Equities and oil had been climbing steadily since European Central Bank President Mario Draghi said last week he would do whatever it took to save the euro. Markets interpreted that to mean the ECB could announce at its Thursday meeting plans to lower Spanish and Italian borrowing costs by buying those countries’ bonds.

Flagging growth in the United States had also raised hopes the Federal Reserve, which begins a two-day rate-setting meeting on Tuesday, would step up bond purchases of its own, though most economists expect it to hold its fire until September.

“The markets have run ahead of themselves. And I think certainly the ECB and the Federal Reserve will hold back from pumping in more money at this point in time,” said Manoj Ladwa, head of trading at TJ Markets.

Neither central bank is expected to stay on the sidelines for long, though, and that has helped pull the euro off two-year lows and underpin U.S. stocks’ best year-to-date rise since 2003.

The euro was last up 0.4 per cent at $1.2311, while US government bonds also rose, with the benchmark 10-year US note up 6/32 in price to yield 1.48 per cent.

But some traders said the ECB may not be able to live up to expectations, particularly if news from the debt-stricken euro zone continues to worsen.

Capital flight from Spain gathered pace in May while the central government’s deficit widened, raising fears that the country may soon need a full-scale bailout.

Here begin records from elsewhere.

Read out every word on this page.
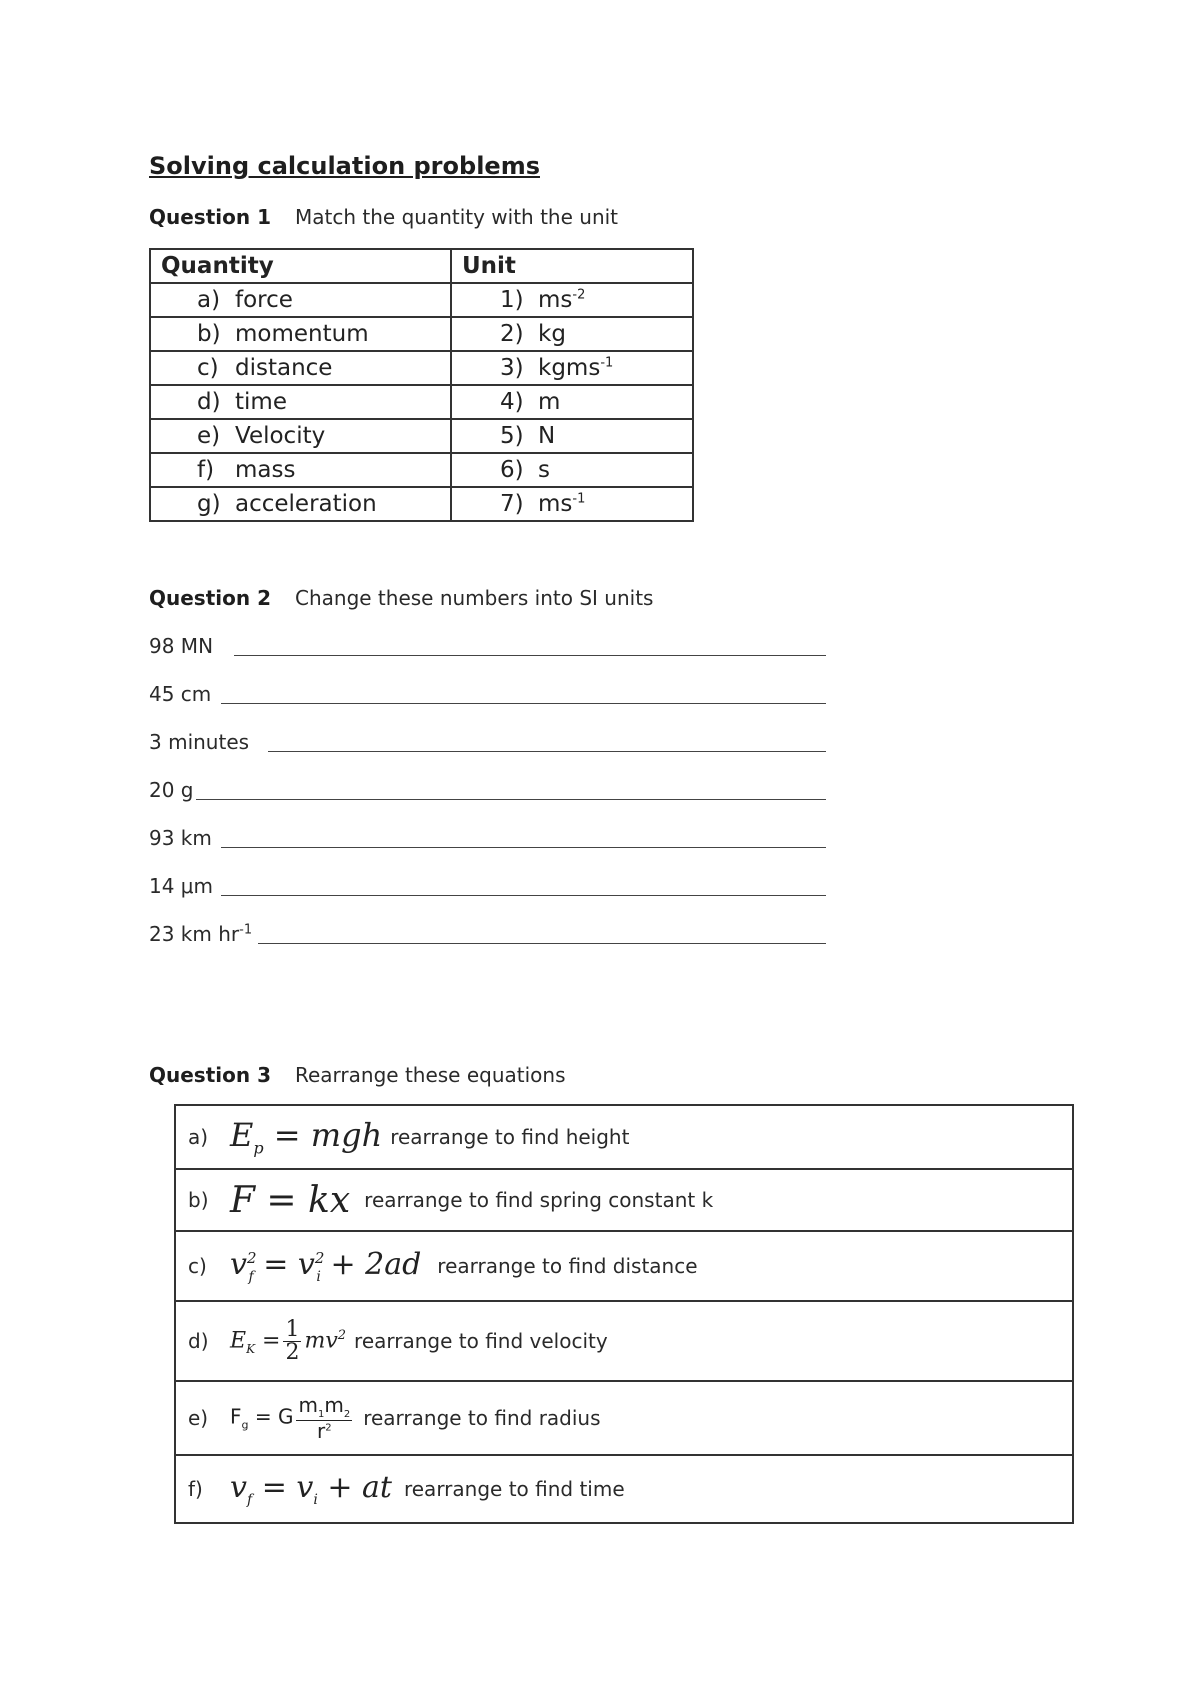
Solving calculation problems
Question 1 Match the quantity with the unit
Quantity	Unit
a) force	1) $ms^{-2}$
b) momentum	2) kg
c) distance	3) kgms$^{-1}$
d) time	4) m
e) Velocity	5) N
f) mass	6) s
g) acceleration	7) $ms^{-1}$
Question 2 Change these numbers into SI units
98 MN
45 cm
3 minutes
20 g
93 km
14 μm
23 km $hr^{-1}$
Question 3 Rearrange these equations
a) $E_p$ = mgh rearrange to find height
b) F = kx rearrange to find spring constant k
c) $v^2_f = v^2_i + 2ad$ rearrange to find distance
d) $E_K = \frac{1}{2} mv^2$ rearrange to find velocity
e)	$F_g = G \frac{m_1m_2}{r^2}$ rearrange to find radius
f) $v_f = v_i$ + at rearrange to find time
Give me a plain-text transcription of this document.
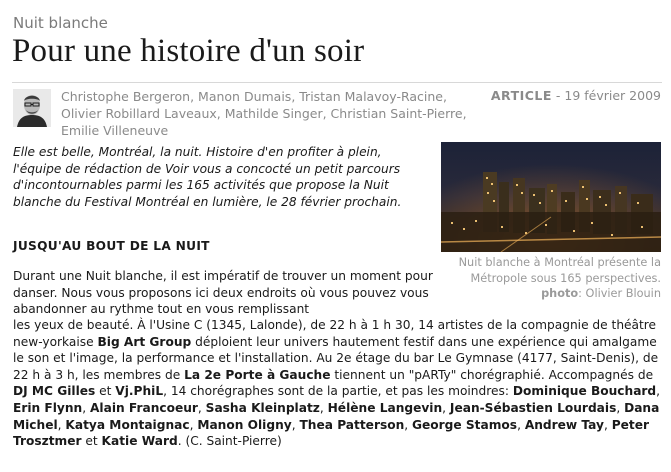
Nuit blanche
Pour une histoire d'un soir
Christophe Bergeron, Manon Dumais, Tristan Malavoy-Racine, Olivier Robillard Laveaux, Mathilde Singer, Christian Saint-Pierre, Emilie Villeneuve
ARTICLE - 19 février 2009
Elle est belle, Montréal, la nuit. Histoire d'en profiter à plein, l'équipe de rédaction de Voir vous a concocté un petit parcours d'incontournables parmi les 165 activités que propose la Nuit blanche du Festival Montréal en lumière, le 28 février prochain.
Nuit blanche à Montréal présente la Métropole sous 165 perspectives.
photo: Olivier Blouin
JUSQU'AU BOUT DE LA NUIT
Durant une Nuit blanche, il est impératif de trouver un moment pour danser. Nous vous proposons ici deux endroits où vous pouvez vous abandonner au rythme tout en vous remplissant
les yeux de beauté. À l'Usine C (1345, Lalonde), de 22 h à 1 h 30, 14 artistes de la compagnie de théâtre new-yorkaise Big Art Group déploient leur univers hautement festif dans une expérience qui amalgame le son et l'image, la performance et l'installation. Au 2e étage du bar Le Gymnase (4177, Saint-Denis), de 22 h à 3 h, les membres de La 2e Porte à Gauche tiennent un "pARTy" chorégraphié. Accompagnés de DJ MC Gilles et Vj.PhiL, 14 chorégraphes sont de la partie, et pas les moindres: Dominique Bouchard, Erin Flynn, Alain Francoeur, Sasha Kleinplatz, Hélène Langevin, Jean-Sébastien Lourdais, Dana Michel, Katya Montaignac, Manon Oligny, Thea Patterson, George Stamos, Andrew Tay, Peter Trosztmer et Katie Ward. (C. Saint-Pierre)
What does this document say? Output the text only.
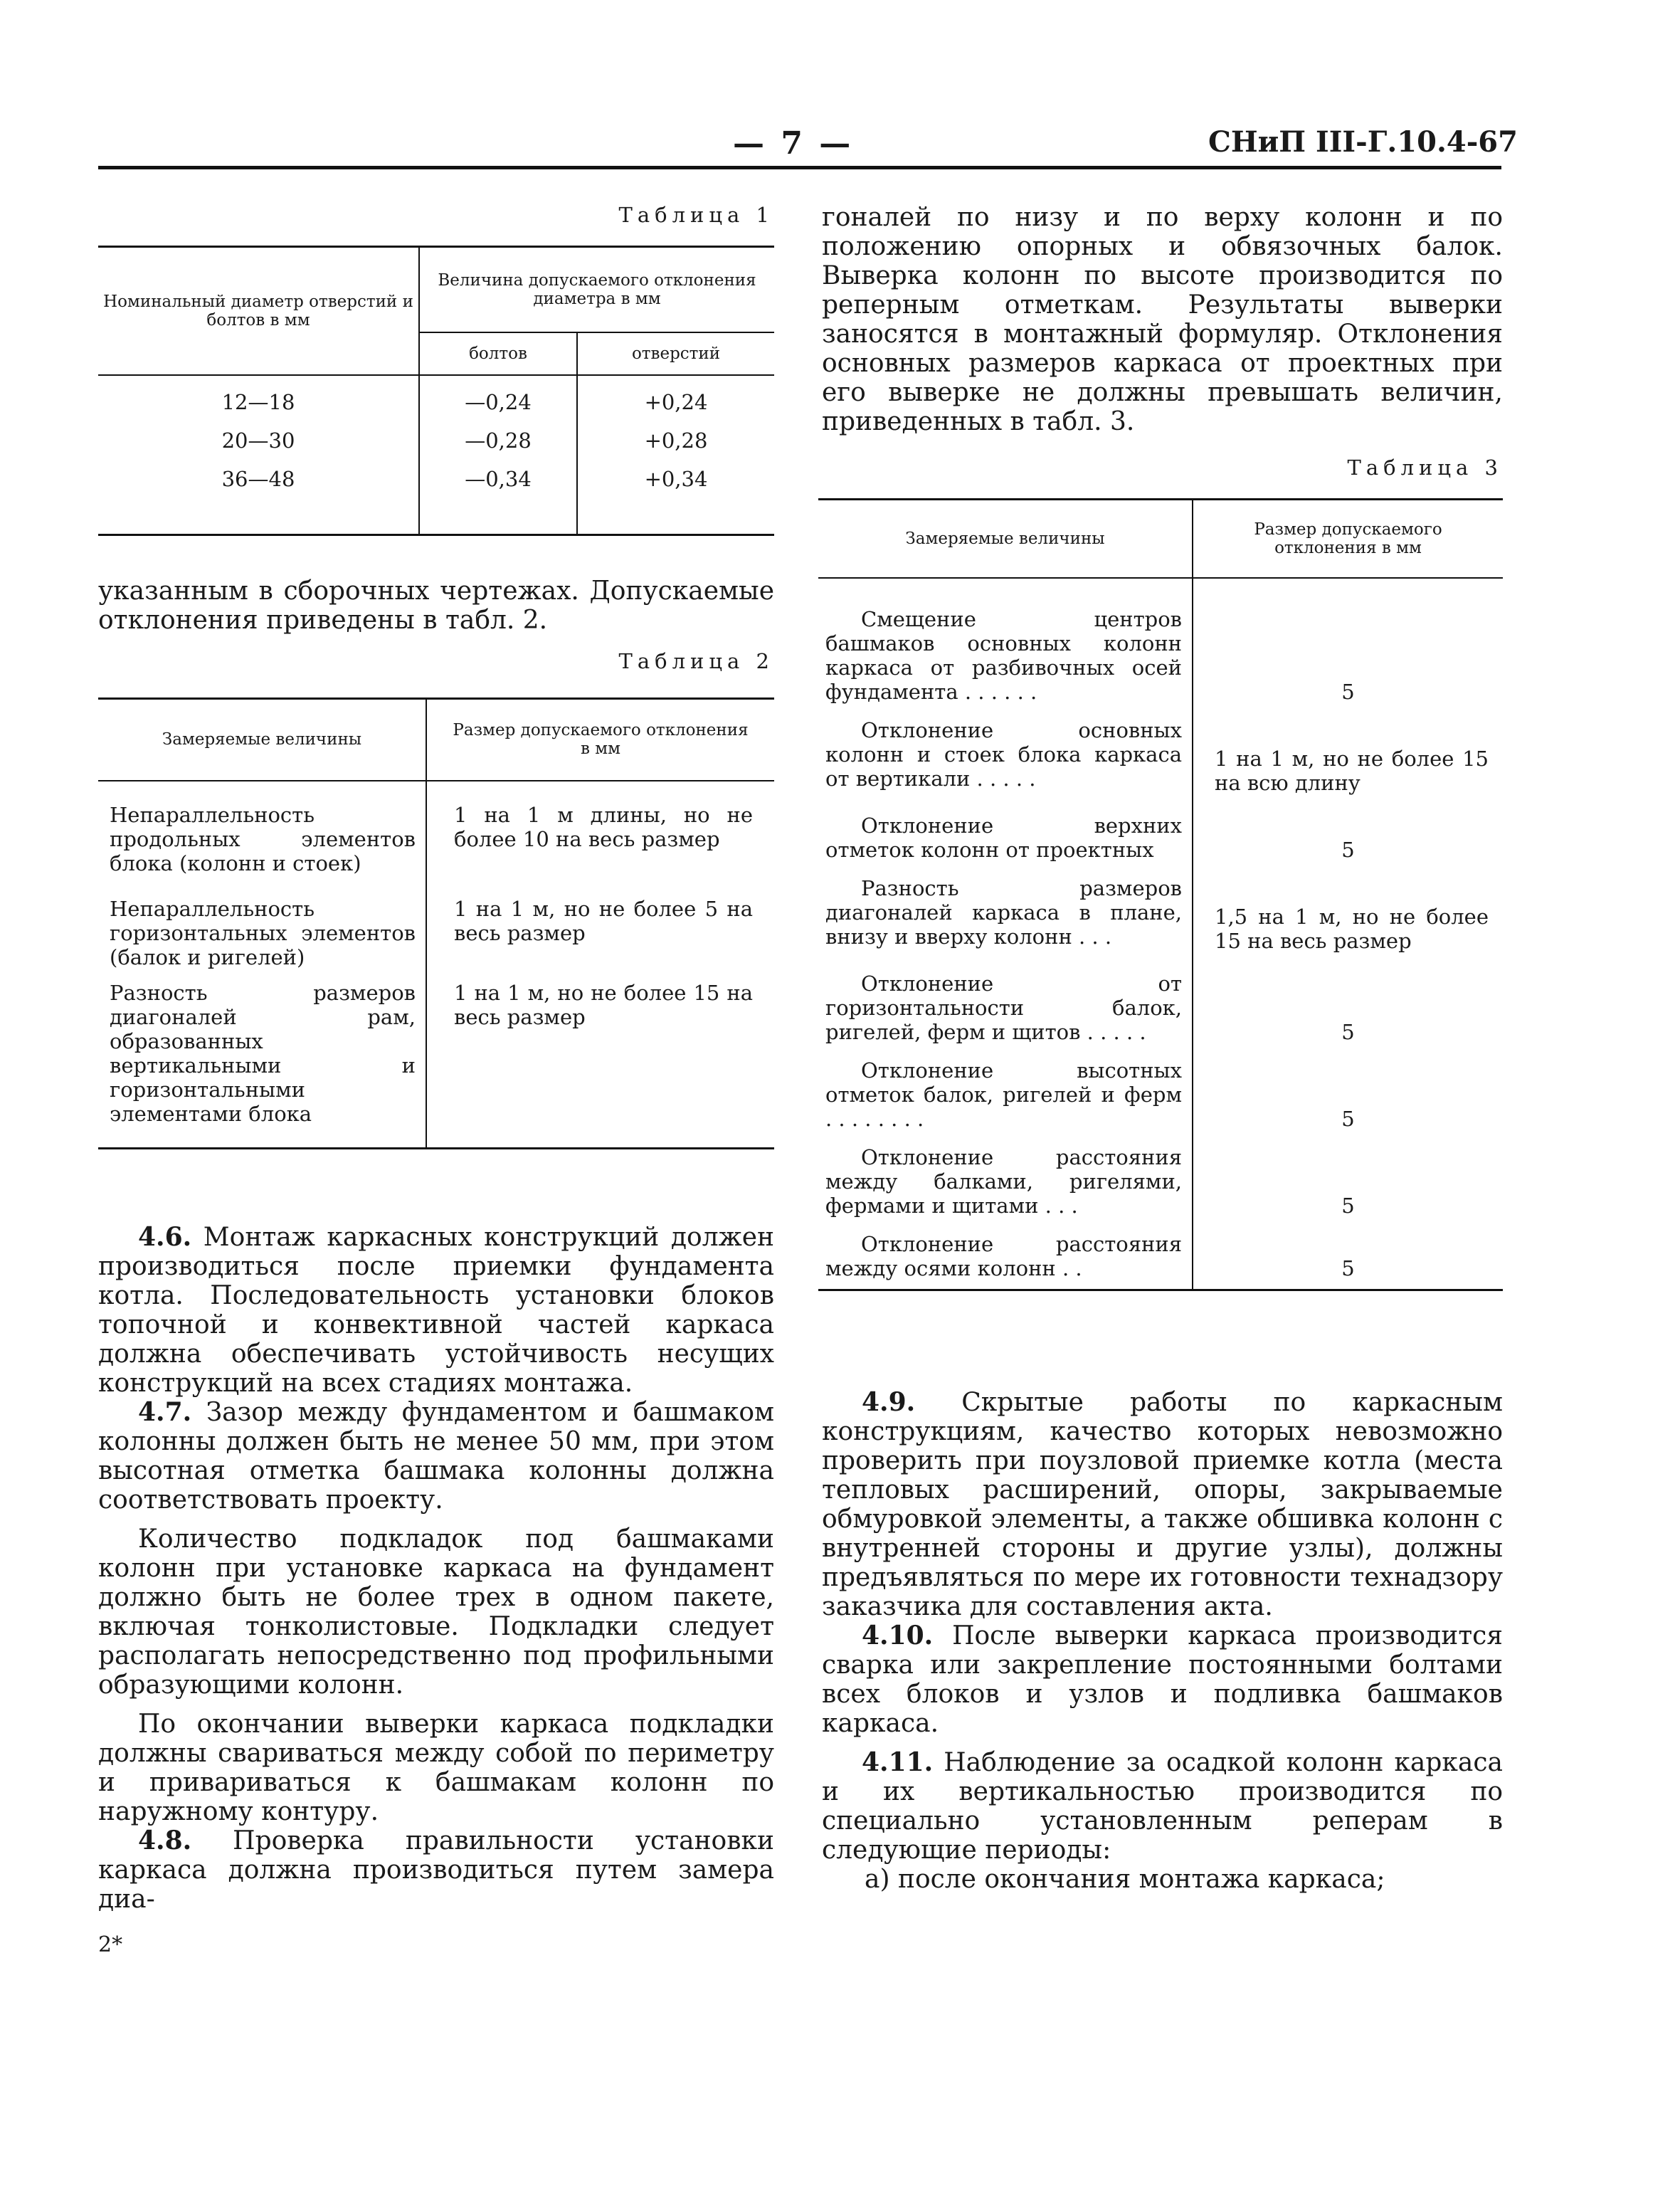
— 7 —	СНиП III-Г.10.4-67
Таблица 1
Номинальный диаметр отверстий и болтов в мм	Величина допускаемого отклонения диаметра в мм	

	болтов	отверстий

12—18	—0,24	+0,24
20—30	—0,28	+0,28
36—48	—0,34	+0,34

указанным в сборочных чертежах. Допускаемые отклонения приведены в табл. 2.

Таблица 2
Замеряемые величины	Размер допускаемого отклонения в мм

Непараллельность продольных элементов блока (колонн и стоек)	1 на 1 м длины, но не более 10 на весь размер
Непараллельность горизонтальных элементов (балок и ригелей)	1 на 1 м, но не более 5 на весь размер
Разность размеров диагоналей рам, образованных вертикальными и горизонтальными элементами блока	1 на 1 м, но не более 15 на весь размер

4.6. Монтаж каркасных конструкций должен производиться после приемки фундамента котла. Последовательность установки блоков топочной и конвективной частей каркаса должна обеспечивать устойчивость несущих конструкций на всех стадиях монтажа.

4.7. Зазор между фундаментом и башмаком колонны должен быть не менее 50 мм, при этом высотная отметка башмака колонны должна соответствовать проекту.

Количество подкладок под башмаками колонн при установке каркаса на фундамент должно быть не более трех в одном пакете, включая тонколистовые. Подкладки следует располагать непосредственно под профильными образующими колонн.

По окончании выверки каркаса подкладки должны свариваться между собой по периметру и привариваться к башмакам колонн по наружному контуру.

4.8. Проверка правильности установки каркаса должна производиться путем замера диа-

2*

гоналей по низу и по верху колонн и по положению опорных и обвязочных балок. Выверка колонн по высоте производится по реперным отметкам. Результаты выверки заносятся в монтажный формуляр. Отклонения основных размеров каркаса от проектных при его выверке не должны превышать величин, приведенных в табл. 3.

Таблица 3
Замеряемые величины	Размер допускаемого отклонения в мм

Смещение центров башмаков основных колонн каркаса от разбивочных осей фундамента . . . . . .	5
Отклонение основных колонн и стоек блока каркаса от вертикали . . . . .	1 на 1 м, но не более 15 на всю длину
Отклонение верхних отметок колонн от проектных	5
Разность размеров диагоналей каркаса в плане, внизу и вверху колонн . . .	1,5 на 1 м, но не более 15 на весь размер
Отклонение от горизонтальности балок, ригелей, ферм и щитов . . . . .	5
Отклонение высотных отметок балок, ригелей и ферм . . . . . . . .	5
Отклонение расстояния между балками, ригелями, фермами и щитами . . .	5
Отклонение расстояния между осями колонн . .	5

4.9. Скрытые работы по каркасным конструкциям, качество которых невозможно проверить при поузловой приемке котла (места тепловых расширений, опоры, закрываемые обмуровкой элементы, а также обшивка колонн с внутренней стороны и другие узлы), должны предъявляться по мере их готовности технадзору заказчика для составления акта.

4.10. После выверки каркаса производится сварка или закрепление постоянными болтами всех блоков и узлов и подливка башмаков каркаса.

4.11. Наблюдение за осадкой колонн каркаса и их вертикальностью производится по специально установленным реперам в следующие периоды:

а) после окончания монтажа каркаса;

“Everybody is waiting for Thursday to see if Draghi can deliver,” said Lex van Dam, hedge fund manager at Hampstead Capital, which manages $500m of assets. “He’d better pull a big rabbit out of his hat.”

Internal debate within the ECB could mean that bold action is still weeks away.

“There is a clear danger that expectations might be too high,” said Nick Parsons, head of market strategy at nabCapital in London.

The safe-haven German bond market reflected those concerns as the premium investors demand to hold Spanish or Italian 10-year bonds over German ones widened.

With 303 of S&P 500 companies having reported quarterly earnings, 66 percent have beaten analysts’ expectations. The average over the past four quarters is 68 per cent.